The years collapse, the minutes fold in on themselves, and it seems like all of eternity has sucked itself into this one, tiny moment. The endlessness of the possibility is breathtaking, and he’s overwhelmed by the fact that he’s waited a lifetime to get here. Life is but a breath; eternity a sigh. He’s climbed over the seconds to get here, to get now, and there’s nothing left to wait for.
He puts the gun down and doesn’t take the shot. He balls his fists, gathers his strength and rips through time with every ounce of himself. It’s nearly tearing him apart at the seams, and he feels like his essence is being stretched across all of time and space. The years fold together. He’s 13 and walking out at dinner. He’s 45 and blinking his eyes as his hands tremble on a gun aimed at a person who can’t be there. He’s 10 and sneaking donuts with Vanya. He’s 22 and puking his guts out after a bad Twinkie in the apocalypse. He’s 51 and he pulls the trigger in Vietnam, and he can still hear the gunshot as it reverberates through the ages.

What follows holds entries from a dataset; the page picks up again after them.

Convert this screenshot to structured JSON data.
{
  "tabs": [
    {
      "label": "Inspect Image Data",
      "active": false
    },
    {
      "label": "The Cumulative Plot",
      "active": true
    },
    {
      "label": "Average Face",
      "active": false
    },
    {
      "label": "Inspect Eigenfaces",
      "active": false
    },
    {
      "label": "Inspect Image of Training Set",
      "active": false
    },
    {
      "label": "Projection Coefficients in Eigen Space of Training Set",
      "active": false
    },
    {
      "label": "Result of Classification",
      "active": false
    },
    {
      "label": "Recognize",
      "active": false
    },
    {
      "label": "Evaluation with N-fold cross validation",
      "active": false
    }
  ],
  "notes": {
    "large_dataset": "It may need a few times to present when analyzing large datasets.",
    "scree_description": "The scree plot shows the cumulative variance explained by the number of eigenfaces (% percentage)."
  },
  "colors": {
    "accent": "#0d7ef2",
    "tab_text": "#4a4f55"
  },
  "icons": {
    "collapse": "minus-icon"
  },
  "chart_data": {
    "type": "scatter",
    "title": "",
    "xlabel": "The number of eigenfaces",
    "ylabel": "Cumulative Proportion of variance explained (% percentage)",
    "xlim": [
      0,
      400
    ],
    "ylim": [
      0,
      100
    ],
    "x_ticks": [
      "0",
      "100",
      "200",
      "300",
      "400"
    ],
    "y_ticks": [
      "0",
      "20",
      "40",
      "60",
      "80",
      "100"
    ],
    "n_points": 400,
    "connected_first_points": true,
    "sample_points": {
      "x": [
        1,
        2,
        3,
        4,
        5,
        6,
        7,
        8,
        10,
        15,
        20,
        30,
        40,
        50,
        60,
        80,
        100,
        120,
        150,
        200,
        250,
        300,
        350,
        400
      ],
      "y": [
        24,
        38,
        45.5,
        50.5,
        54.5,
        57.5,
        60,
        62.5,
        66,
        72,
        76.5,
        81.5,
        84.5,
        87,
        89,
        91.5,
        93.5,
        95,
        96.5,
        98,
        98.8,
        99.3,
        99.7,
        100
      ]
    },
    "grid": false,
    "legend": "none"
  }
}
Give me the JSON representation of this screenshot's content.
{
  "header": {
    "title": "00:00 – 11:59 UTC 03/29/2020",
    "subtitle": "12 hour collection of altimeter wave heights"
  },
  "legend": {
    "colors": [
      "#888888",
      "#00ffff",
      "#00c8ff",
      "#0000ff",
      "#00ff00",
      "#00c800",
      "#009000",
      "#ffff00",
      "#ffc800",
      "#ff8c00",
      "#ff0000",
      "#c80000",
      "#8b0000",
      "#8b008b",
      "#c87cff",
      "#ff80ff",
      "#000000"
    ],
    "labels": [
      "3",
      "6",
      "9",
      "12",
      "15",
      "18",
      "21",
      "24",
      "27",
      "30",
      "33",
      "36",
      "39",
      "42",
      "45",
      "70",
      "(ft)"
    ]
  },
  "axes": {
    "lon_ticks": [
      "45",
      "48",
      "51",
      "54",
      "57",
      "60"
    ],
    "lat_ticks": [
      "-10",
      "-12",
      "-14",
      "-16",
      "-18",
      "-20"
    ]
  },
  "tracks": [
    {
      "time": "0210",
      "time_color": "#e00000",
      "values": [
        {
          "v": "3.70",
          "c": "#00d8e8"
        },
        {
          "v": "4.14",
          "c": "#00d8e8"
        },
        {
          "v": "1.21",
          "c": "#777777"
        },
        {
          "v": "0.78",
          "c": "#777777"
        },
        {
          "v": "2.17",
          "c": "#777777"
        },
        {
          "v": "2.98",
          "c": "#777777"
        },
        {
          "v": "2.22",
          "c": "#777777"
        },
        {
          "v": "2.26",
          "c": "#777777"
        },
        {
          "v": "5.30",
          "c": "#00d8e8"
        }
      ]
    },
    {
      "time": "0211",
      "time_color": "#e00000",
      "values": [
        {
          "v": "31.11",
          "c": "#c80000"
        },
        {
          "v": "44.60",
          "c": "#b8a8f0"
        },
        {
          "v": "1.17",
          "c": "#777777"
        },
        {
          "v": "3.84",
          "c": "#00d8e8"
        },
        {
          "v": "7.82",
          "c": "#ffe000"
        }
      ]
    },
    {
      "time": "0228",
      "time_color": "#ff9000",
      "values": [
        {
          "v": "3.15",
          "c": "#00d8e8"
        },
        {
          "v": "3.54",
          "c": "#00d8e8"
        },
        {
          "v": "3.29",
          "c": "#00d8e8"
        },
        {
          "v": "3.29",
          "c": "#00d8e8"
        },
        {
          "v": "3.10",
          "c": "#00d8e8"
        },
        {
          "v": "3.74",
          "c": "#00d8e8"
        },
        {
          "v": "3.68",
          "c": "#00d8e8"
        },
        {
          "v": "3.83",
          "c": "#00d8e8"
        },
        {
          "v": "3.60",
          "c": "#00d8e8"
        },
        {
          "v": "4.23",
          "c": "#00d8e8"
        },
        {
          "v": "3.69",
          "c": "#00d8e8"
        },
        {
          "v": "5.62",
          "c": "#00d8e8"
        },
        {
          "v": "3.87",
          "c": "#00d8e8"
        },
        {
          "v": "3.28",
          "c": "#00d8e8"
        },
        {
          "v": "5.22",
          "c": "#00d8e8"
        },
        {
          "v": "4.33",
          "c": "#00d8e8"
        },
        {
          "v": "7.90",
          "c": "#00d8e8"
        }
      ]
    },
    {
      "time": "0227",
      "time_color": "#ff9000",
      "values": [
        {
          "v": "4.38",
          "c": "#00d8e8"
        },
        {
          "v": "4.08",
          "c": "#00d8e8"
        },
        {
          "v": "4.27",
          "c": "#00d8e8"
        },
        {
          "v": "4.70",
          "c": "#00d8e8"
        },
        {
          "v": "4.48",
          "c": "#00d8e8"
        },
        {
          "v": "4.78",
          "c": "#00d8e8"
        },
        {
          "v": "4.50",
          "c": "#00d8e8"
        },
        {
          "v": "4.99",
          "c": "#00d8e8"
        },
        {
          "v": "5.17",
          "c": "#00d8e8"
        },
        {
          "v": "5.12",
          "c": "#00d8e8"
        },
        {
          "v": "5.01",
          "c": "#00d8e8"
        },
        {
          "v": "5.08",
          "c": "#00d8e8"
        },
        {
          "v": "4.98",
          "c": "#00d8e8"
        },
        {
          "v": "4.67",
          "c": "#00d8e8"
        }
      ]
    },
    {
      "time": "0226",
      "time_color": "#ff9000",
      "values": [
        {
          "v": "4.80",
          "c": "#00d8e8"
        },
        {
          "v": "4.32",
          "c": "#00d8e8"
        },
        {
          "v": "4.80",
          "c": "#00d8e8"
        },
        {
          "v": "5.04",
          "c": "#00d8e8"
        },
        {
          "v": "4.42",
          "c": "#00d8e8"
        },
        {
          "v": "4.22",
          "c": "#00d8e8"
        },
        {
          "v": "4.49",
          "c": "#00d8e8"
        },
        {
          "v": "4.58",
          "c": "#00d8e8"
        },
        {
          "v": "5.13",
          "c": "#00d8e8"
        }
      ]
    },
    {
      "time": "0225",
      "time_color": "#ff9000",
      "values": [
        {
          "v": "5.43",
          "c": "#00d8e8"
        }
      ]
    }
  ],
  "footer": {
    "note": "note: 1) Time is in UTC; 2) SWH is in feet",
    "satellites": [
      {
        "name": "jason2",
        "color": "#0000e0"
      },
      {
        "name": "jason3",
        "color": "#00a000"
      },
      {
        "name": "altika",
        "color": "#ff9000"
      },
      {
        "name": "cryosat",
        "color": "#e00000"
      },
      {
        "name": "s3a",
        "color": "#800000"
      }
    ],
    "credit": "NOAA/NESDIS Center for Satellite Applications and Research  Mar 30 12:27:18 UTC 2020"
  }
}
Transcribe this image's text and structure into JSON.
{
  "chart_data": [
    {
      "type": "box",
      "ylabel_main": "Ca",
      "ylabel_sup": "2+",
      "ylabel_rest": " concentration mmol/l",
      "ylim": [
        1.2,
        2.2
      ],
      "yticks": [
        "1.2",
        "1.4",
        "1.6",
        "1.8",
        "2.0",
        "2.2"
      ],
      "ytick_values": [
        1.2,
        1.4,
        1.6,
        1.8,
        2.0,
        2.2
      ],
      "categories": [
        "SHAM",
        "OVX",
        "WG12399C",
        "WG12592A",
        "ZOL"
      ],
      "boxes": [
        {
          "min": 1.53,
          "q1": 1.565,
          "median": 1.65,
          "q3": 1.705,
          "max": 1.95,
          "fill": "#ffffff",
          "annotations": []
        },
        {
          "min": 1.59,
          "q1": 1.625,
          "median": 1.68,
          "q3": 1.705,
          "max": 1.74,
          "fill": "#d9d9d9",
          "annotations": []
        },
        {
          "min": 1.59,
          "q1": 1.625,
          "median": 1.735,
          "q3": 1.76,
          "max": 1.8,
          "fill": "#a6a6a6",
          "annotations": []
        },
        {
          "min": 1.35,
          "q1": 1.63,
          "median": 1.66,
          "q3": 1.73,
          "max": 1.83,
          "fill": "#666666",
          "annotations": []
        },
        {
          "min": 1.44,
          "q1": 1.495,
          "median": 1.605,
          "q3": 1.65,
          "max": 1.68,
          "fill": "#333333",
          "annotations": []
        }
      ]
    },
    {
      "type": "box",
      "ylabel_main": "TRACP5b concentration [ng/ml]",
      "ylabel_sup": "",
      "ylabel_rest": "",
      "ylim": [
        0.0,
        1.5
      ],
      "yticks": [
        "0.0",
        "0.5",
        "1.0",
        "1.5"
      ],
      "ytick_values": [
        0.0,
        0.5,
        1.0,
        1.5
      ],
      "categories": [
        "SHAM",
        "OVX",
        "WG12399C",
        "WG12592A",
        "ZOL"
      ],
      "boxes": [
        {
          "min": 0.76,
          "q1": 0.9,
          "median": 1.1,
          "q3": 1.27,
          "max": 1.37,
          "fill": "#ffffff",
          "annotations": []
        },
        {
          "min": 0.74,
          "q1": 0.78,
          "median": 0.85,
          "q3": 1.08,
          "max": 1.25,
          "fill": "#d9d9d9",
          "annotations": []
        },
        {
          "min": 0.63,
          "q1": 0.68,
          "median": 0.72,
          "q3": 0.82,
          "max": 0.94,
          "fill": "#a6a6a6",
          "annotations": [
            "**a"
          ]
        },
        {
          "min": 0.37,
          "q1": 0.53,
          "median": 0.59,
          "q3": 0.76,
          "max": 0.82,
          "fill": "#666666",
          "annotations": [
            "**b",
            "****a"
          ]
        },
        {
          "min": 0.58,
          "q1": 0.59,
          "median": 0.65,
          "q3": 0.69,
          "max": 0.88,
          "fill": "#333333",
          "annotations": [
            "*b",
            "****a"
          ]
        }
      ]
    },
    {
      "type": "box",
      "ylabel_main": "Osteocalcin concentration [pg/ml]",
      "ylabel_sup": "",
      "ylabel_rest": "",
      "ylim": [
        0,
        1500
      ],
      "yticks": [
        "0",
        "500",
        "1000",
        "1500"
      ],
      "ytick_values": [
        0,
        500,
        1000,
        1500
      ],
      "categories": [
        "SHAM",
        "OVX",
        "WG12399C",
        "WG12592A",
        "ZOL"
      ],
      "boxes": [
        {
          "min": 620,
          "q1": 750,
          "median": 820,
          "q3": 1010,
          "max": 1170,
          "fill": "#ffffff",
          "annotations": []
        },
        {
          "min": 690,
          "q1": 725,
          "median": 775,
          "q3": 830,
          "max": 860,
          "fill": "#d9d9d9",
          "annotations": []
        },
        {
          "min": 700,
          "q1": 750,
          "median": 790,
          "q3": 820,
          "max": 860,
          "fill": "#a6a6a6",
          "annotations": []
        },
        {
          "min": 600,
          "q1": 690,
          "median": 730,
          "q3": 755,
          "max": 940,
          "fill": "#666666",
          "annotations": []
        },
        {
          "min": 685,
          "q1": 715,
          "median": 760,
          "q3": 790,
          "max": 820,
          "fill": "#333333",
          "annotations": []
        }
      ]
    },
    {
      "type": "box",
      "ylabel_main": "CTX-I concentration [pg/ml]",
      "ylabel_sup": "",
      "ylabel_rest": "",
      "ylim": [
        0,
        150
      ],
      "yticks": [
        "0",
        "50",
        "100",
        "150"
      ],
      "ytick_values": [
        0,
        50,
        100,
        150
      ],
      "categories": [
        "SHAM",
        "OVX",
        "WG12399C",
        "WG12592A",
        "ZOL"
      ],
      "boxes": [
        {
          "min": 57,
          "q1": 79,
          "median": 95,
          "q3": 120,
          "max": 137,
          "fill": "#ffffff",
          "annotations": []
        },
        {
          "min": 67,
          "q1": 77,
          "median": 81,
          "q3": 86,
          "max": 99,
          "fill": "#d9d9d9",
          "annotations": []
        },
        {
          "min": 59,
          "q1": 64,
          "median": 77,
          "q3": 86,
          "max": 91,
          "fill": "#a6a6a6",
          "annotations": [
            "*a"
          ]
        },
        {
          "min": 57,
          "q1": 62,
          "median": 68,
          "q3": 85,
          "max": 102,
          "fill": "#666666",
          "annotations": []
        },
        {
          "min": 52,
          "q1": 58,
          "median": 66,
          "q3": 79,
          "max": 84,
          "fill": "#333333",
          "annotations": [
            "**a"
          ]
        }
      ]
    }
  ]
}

It’s time, he tells himself.
The blue light engulfs him and a scream is ripped from his throat.
It’s time.
-o-
All those years Five has dreamed of seeing them, and he’s here now, and they’re here, and the whole thing is frustratingly underwhelming.
Luther blinks wide eyes like an idiot. Diego is still too bitter to ever be smart. Allison has grown into her diva ways, and Five finds himself doubting the words that come out of her mouth out of habit. Vanya looks weary in a way that sort of breaks his heart a little, but she’s the only one who seems to be willing to listen to anything that he’s saying.
And Klaus -- well, it’s hard to say with Klaus. Five has serious doubts that Number Four knows who he is with all the drugs he’s taken to forget it. He compliments the skirt because it seems like the most real thing about them.
All these years, he knows exactly who they are.
He takes his sandwich and eats it in his room because they don’t know who the hell he is at all.
Part of him thinks it’s better that way.
In the apocalypse, there had never been a reason to keep secrets.
But he’s not in the apocalypse any longer.